To overcome this, businesses are now seeking government-backed joint ventures with Chinese medical equipment firms to introduce automation and expand product offerings.

“Our government has promised us that they will help us facilitate doing those JVs and our companies are ready to invest if such facility comes or if there opportunity arrives because now everyone wants a one-shop solution,” Tariq said.

He also urged state support for international compliance costs, which remain prohibitively high for many SMEs.

“The fees are very high. We have asked them not to give us money but either do the MoUs [Memorandums of understanding] with the government or the certifying bodies,” he said.

“If someone is interested in getting that compliance, he should do his part and the fees should be paid by the government.”

But despite current pressures, Tariq said the industry’s long-term prospects remained strong if policy constraints were addressed.

“Let me tell you that we can.
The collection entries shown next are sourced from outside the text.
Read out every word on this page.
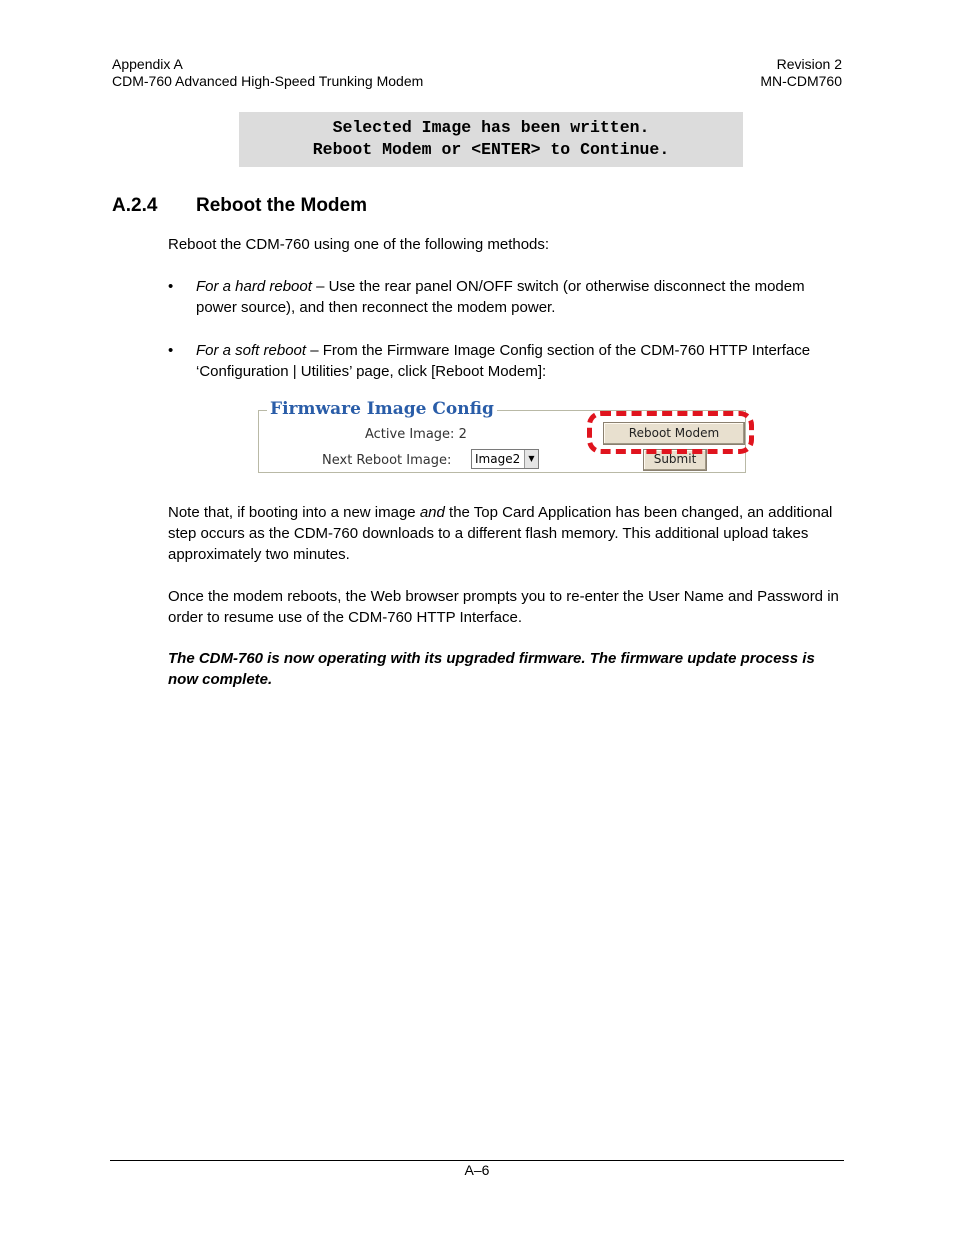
Appendix A
CDM-760 Advanced High-Speed Trunking Modem
Revision 2
MN-CDM760
Selected Image has been written.
Reboot Modem or <ENTER> to Continue.
A.2.4 Reboot the Modem
Reboot the CDM-760 using one of the following methods:
• For a hard reboot – Use the rear panel ON/OFF switch (or otherwise disconnect the modem power source), and then reconnect the modem power.
• For a soft reboot – From the Firmware Image Config section of the CDM-760 HTTP Interface ‘Configuration | Utilities’ page, click [Reboot Modem]:
Firmware Image Config
Active Image: 2
Next Reboot Image:	Image2	▼
Reboot Modem
Submit
Note that, if booting into a new image and the Top Card Application has been changed, an additional step occurs as the CDM-760 downloads to a different flash memory. This additional upload takes approximately two minutes.
Once the modem reboots, the Web browser prompts you to re-enter the User Name and Password in order to resume use of the CDM-760 HTTP Interface.
The CDM-760 is now operating with its upgraded firmware. The firmware update process is now complete.
A–6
Now we are around $450 to $500 million industry and our instruments are sold at around $10 billion all over the world. So I think that we can double our exports within a couple of years if we get the proper support from the government,” he said.

Meanwhile, a proposed sector-specific industrial zone, known as “Surgical City,” remains stalled in court despite land acquisition.

“The land has been acquired but now the cases are in court and it’s still pending,” Tariq said.